Privacy and Data Handling
Sentry states that Seer does not use customer data to train generative AI models by default. Outputs generated from your issues are only visible to authorized users within your organization.
The company has also published legal and compliance guidance clarifying that customer data and generated outputs are not shared externally without permission, a point that matters for teams working with sensitive production systems.
What Users Say After Trying It
Early user feedback shows a familiar adoption curve. Some teams report fast wins where Seer correctly identifies root causes and proposes useful fixes. Others say it did not add value for their specific issues.
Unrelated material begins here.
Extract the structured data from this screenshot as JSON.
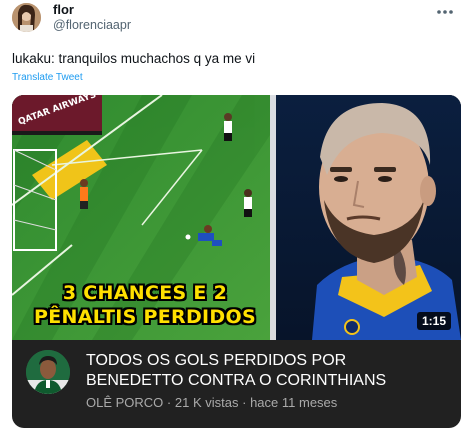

Examples from community discussions include:
- Engineers saying Seer felt impressive when stack traces and tracing data were rich
- Others reporting no success when issues lacked enough context or were not easily fixable through a code change
- Multiple users recommending the free trial to evaluate whether it fits their codebase and workflows
This split highlights that Seer is not magic. Its usefulness depends heavily on how well a project is instrumented inside Sentry.
When Seer Works Best
Across Sentry’s own explanations and user experience shares, a few patterns are consistent. Seer performs best when:
- Issues include detailed stack traces, breadcrumbs, and tracing data
- The problem is actionable through a code change rather than configuration or external dependencies
- The project is connected to source control so pull requests can be created
In other words, the more context Sentry already has, the more effective the AI Debugger becomes.
Why Tools Like Seer Matter
Seer reflects a broader shift in developer tooling. AI is moving from answering questions to taking bounded actions inside real systems. Instead of replacing engineers, it shortens the path between signal and fix.
For organizations, this kind of tooling often becomes part of broader productivity and quality initiatives, which is why engineering teams increasingly coordinate with product and leadership functions that focus on outcomes and efficiency, often supported by Marketing and Business Certification programs when AI tooling impacts delivery speed and customer experience.
Sentry’s AI Debugger Seer is an early example of what happens when AI is embedded directly into the systems engineers already trust, rather than bolted on as a separate assistant.